И вот не успела вернуться больная, а тут второй больной... Поначалу стала разбирать его слабость, к обеду же так заломило голову, так стал козла драть, что, воротясь, она думала: кончается ее человек. Потому и не рассказала ему сразу про новость, которую услышала. А новость была интересная.
Так как до Микитовых было ближе, чем до Якубовых, Задумиха со старой Михасихой зашли посидеть к Микитовым. Там же пряла и Лёкса. И еще до их прихода был там такой разговор... Говорили про Лявона.
— Паном стал Лявон, с нашими девками и знаться не хочет,— сказала Микитова невестка.
— Так он же в Лёксу влюбился,— подмигнула на Лёксу Микитовна.
— А иди ты!..— крикнула, покраснев, Лёкса, уронила веретено и порвала нитку.
Она хотела защищать Лявона, как родного брата, хотела сказать, что он вовсе не пан, но стеснялась.
— Разве не найдет он себе жену в городе, под шляпкой? На кой ему, ученому, наши девки в платочках? — уверенно, чтоб подразниться, снова говорила невестка.
— Купит Лёксе шляхетскую шляпу, вот и будет...— захохотала Микитовна, а за ней и невестка. И Микитиха не удержалась от смеха, даже самой Лёксе стало смешно...
— Вот и ходи к тебе прясть,— высказала все же обиду Лёкса,— ты всех только обсмеиваешь...

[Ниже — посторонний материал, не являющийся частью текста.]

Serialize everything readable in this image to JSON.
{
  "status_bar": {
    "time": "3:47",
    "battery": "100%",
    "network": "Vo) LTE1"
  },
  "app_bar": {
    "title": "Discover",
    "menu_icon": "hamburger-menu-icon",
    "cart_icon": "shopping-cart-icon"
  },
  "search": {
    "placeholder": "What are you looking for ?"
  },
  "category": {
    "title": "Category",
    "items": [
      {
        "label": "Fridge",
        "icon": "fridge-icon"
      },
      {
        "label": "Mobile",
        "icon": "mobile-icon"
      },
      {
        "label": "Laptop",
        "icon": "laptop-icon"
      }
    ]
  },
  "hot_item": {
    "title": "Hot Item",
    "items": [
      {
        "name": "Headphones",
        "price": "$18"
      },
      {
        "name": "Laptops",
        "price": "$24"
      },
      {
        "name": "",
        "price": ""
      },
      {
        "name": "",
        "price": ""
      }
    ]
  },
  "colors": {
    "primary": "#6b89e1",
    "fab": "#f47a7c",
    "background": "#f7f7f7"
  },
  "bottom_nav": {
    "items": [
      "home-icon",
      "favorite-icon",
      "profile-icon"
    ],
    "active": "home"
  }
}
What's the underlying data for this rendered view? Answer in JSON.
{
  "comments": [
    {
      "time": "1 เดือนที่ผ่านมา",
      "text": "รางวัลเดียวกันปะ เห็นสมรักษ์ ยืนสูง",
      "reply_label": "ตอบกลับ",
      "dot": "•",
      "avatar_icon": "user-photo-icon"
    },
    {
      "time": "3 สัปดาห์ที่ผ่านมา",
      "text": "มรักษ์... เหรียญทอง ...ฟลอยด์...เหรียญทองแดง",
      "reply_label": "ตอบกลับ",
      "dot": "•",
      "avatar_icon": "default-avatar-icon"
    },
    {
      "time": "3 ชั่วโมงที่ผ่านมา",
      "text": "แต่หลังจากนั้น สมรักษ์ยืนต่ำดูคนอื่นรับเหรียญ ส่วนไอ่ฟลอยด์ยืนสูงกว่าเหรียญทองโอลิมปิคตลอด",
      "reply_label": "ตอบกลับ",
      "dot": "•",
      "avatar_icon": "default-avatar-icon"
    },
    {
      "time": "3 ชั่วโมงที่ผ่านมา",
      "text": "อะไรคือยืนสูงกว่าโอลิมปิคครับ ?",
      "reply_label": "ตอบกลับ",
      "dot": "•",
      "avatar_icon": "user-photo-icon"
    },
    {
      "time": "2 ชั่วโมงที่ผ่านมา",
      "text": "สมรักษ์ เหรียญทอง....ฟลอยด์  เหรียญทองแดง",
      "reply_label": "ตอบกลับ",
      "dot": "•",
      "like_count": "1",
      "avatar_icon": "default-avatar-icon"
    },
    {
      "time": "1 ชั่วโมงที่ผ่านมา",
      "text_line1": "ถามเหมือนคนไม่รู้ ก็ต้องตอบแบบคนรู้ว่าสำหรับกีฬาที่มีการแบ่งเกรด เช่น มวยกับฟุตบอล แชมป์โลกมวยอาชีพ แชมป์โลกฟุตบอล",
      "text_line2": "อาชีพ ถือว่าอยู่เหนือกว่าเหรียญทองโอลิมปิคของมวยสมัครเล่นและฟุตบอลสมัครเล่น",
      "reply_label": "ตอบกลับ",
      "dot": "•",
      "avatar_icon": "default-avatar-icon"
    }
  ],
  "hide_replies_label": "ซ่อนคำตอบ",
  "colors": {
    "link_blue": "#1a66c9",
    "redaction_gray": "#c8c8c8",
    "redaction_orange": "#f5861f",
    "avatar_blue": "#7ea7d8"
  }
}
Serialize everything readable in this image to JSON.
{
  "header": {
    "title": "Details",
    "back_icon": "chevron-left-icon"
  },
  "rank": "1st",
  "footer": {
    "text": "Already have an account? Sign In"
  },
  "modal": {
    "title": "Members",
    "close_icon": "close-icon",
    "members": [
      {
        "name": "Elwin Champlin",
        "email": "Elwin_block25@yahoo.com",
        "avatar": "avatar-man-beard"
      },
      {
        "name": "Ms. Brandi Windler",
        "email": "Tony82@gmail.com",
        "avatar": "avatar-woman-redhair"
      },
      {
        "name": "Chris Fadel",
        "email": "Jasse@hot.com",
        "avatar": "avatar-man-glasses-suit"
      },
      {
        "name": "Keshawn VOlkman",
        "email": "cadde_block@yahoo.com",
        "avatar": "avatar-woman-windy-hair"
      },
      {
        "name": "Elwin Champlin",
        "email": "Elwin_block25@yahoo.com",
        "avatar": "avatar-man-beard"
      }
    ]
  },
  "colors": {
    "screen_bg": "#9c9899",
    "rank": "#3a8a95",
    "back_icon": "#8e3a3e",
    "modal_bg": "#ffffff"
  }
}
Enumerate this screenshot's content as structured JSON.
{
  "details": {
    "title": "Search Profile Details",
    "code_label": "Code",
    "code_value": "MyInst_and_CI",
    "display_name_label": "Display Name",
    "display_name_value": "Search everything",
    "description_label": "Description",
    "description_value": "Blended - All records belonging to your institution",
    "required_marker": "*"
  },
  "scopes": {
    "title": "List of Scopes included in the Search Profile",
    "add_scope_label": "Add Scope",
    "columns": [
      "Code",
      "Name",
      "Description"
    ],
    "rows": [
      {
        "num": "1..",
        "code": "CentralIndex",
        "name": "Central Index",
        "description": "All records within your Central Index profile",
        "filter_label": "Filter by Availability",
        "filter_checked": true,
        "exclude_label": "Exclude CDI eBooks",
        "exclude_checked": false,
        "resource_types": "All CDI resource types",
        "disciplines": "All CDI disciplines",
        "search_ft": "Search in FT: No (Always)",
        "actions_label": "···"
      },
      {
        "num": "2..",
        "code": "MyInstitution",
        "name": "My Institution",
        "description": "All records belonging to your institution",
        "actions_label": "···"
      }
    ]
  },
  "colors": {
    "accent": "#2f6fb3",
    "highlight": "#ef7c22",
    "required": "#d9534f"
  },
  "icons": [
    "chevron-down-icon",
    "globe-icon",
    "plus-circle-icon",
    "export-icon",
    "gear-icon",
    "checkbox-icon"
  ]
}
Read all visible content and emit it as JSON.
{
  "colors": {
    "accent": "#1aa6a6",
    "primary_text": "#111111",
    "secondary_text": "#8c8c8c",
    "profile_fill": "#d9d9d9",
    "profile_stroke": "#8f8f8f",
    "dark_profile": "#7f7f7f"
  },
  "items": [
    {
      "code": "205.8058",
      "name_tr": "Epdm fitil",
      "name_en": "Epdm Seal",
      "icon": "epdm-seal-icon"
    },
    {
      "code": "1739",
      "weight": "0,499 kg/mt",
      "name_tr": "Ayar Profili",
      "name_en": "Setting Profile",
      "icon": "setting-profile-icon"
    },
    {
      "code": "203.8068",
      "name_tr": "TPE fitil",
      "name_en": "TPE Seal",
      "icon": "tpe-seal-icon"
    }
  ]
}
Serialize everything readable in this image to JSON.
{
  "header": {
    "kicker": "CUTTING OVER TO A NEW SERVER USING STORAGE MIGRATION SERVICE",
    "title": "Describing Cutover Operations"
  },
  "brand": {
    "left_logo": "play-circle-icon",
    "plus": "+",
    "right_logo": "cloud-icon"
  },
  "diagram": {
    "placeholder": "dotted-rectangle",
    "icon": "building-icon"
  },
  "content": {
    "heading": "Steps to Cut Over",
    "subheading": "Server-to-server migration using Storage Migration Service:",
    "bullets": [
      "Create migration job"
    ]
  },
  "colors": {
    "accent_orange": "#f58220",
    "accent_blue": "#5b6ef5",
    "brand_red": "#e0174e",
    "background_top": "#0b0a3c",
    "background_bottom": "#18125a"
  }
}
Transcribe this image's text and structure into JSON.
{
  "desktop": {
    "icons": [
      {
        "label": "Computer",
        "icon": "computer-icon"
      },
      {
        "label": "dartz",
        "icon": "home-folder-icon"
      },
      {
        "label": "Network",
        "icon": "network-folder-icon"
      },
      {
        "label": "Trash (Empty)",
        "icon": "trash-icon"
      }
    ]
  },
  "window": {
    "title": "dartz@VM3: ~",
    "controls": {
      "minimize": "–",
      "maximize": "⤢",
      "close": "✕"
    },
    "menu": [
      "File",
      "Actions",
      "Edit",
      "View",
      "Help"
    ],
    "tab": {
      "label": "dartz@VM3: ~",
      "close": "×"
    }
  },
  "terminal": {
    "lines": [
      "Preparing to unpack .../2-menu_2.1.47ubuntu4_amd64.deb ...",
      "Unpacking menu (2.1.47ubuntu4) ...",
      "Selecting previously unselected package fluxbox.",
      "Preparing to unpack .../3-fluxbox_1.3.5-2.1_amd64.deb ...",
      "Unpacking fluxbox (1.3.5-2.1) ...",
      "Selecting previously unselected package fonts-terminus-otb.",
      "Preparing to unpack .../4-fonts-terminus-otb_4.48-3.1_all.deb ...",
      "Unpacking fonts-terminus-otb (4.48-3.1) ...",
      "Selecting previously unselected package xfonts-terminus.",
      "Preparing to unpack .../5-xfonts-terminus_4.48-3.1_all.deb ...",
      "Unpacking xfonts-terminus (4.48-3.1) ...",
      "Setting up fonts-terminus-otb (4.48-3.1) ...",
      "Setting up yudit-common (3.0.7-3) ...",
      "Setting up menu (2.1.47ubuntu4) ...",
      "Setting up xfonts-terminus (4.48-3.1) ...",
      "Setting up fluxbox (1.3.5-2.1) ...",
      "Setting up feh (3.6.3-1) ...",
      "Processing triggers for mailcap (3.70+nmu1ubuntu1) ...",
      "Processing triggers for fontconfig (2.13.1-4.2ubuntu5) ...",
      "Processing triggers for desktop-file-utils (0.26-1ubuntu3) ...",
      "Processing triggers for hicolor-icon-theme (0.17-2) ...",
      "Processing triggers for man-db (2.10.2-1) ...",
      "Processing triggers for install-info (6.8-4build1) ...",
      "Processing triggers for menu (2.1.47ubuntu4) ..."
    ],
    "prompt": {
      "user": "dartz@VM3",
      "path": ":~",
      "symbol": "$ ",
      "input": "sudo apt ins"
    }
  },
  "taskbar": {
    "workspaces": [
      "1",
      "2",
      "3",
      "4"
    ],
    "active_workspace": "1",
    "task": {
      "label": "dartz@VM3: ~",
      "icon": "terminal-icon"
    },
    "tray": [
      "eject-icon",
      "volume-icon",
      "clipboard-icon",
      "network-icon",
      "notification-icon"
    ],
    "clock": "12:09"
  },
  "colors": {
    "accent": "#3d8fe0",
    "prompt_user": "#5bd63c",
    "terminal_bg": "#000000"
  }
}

— Ах, мои вы деточки! — сказала тогда Микитиха.— Вы все смеетесь, а я так без всякого смеху верю, что Лявон, хоть и ученый, может взять нашенскую, простую. Добрый хлопец, дай ему бог здоровья. Это ж другое какое хамло неученое в людях побывает, так уже к нему и не приступиться: «как-ста» да «что-ста», «я-то ста все превзашол, а вы-то ста няучоная дзеравенщина»... Сапоги блескучие гармошкой напялит, так думает, что он очень уж обходительный. А глядите, Лявон всегда с нами, как свой. Ни этих у него «как-ста», ни тех у него «что-ста»...
— Он нарочно таким представляется, а в нем гонор, как в злом, сидит,— возразила невестка.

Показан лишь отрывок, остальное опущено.